Lead singer Nitin Malik says, “It’s important to show aggression, naturally. It’s like a bonus on the ticket a fan has purchased.” Malik says the band does not choreograph any of their acts, but they make a conscious effort to entertain and not end up looking like five people from the crowd performing on the stage.

Horsing around
Talking of entertainment, Swarathma’s puppet horse has soon become a mascot of the band going well with the bands classical Carnatic music and Indian percussions like dholak, ghatam, kanjira, mrudangam. “The Kutchi ghodi act happened at our Radio City Finals competition. We wanted to do something extra and not even lose the essence of our songs, that’s when I got the idea intuitively,” says the band’s lead singer, Vasu Dixit.

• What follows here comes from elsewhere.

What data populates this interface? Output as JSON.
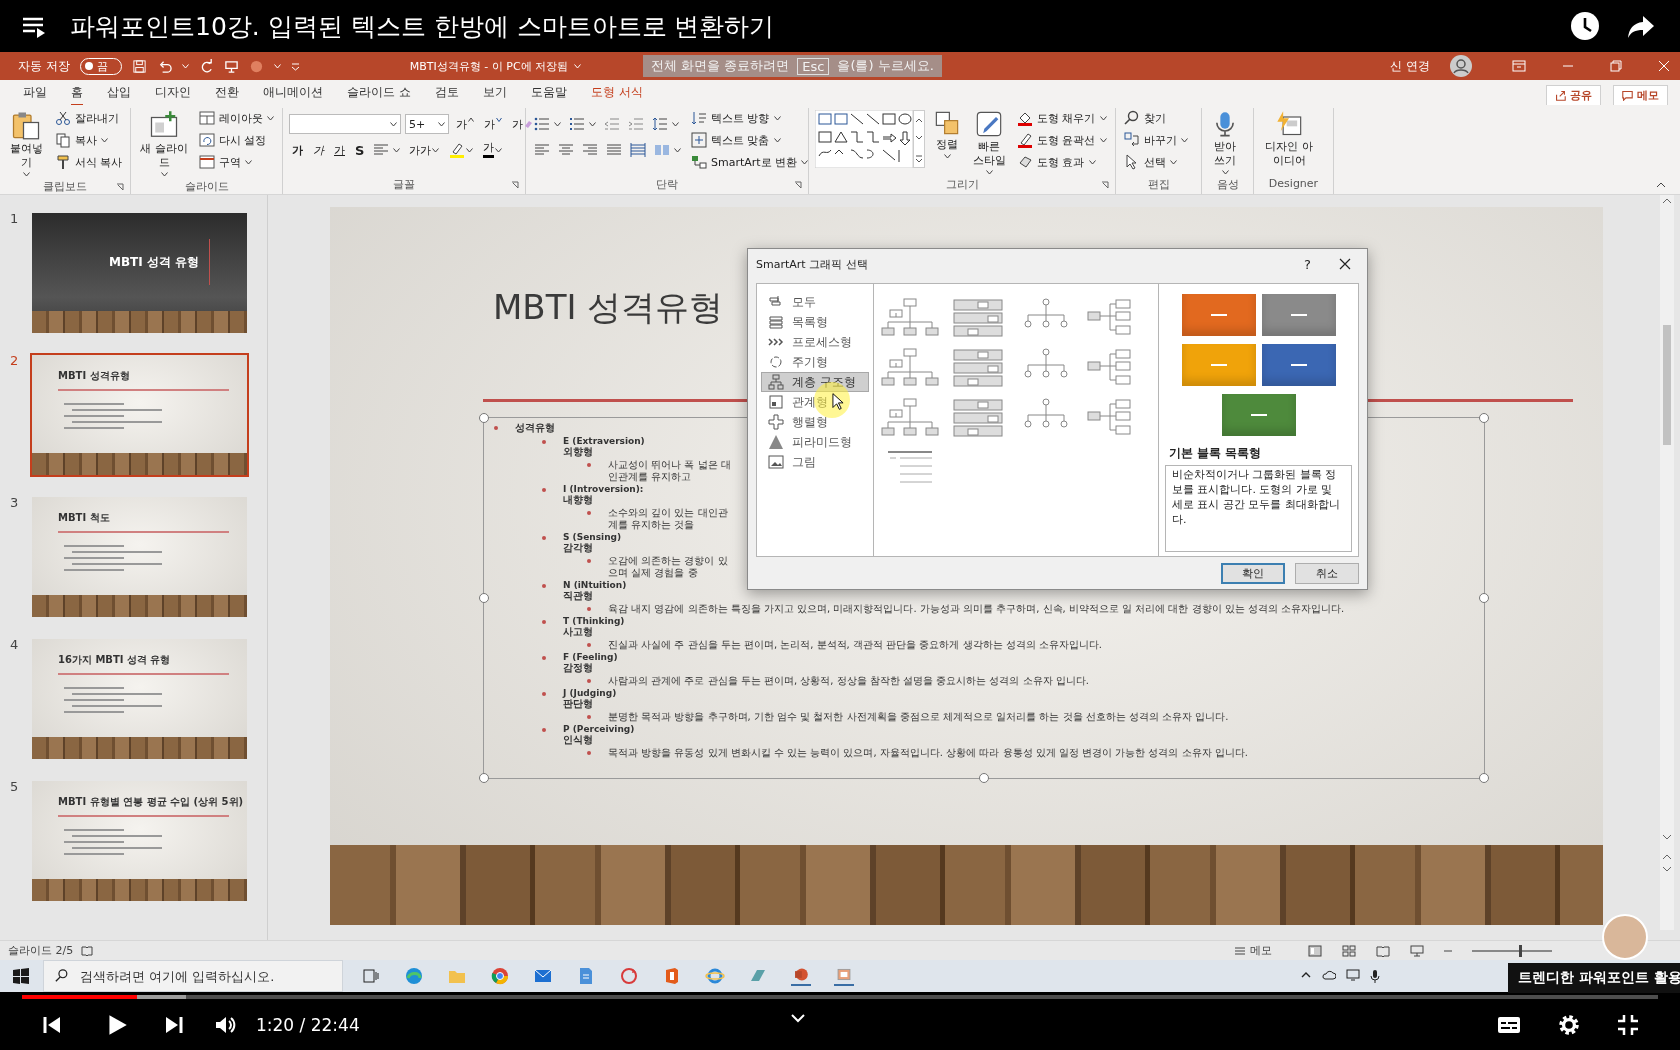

Whereas Dixit was initially skeptical about the act, the audience response got them to continue with the act. He also feels that it solves their purpose of taking inspiration from Indian traditional theatrics and showing it to the younger generation.

Jokes apart
There’s the Mumbai based quartet, Workshop that has come to be known as a humour band. The band is always attired in firemen helmets in all the gigs. Vocalist and guitarist, Sahil Makhija quips, “When the idea for the band came about and the kind of music that we were doing, it made sense to have a proper image of the band. The whole idea is to entertain the audience.”

Then there are bands likes Raghu Dixit Project and Avial who are often called the lungi-clad bands. Notes written by fans on the internet show the admiration and awe for the lungi attire.

“I think Indians bands need to learn how to dress up like rockers, however clichéd a torn jeans or a jacket may be. Look at Iron Maiden, the band members are all 50 plus, but they still carry their leather pants and jackets look,” says Mallik.

Dixit seconds him, “Live performances by Jethro Tull, U2, Queen and others is an experience, even on TV. Otherwise people should rather take CDs and listen to them at home.”

Stage diving, a common trait with international bands, is yet to get popular with Indian bands. Perhaps, getting back physically safe in the act is in question.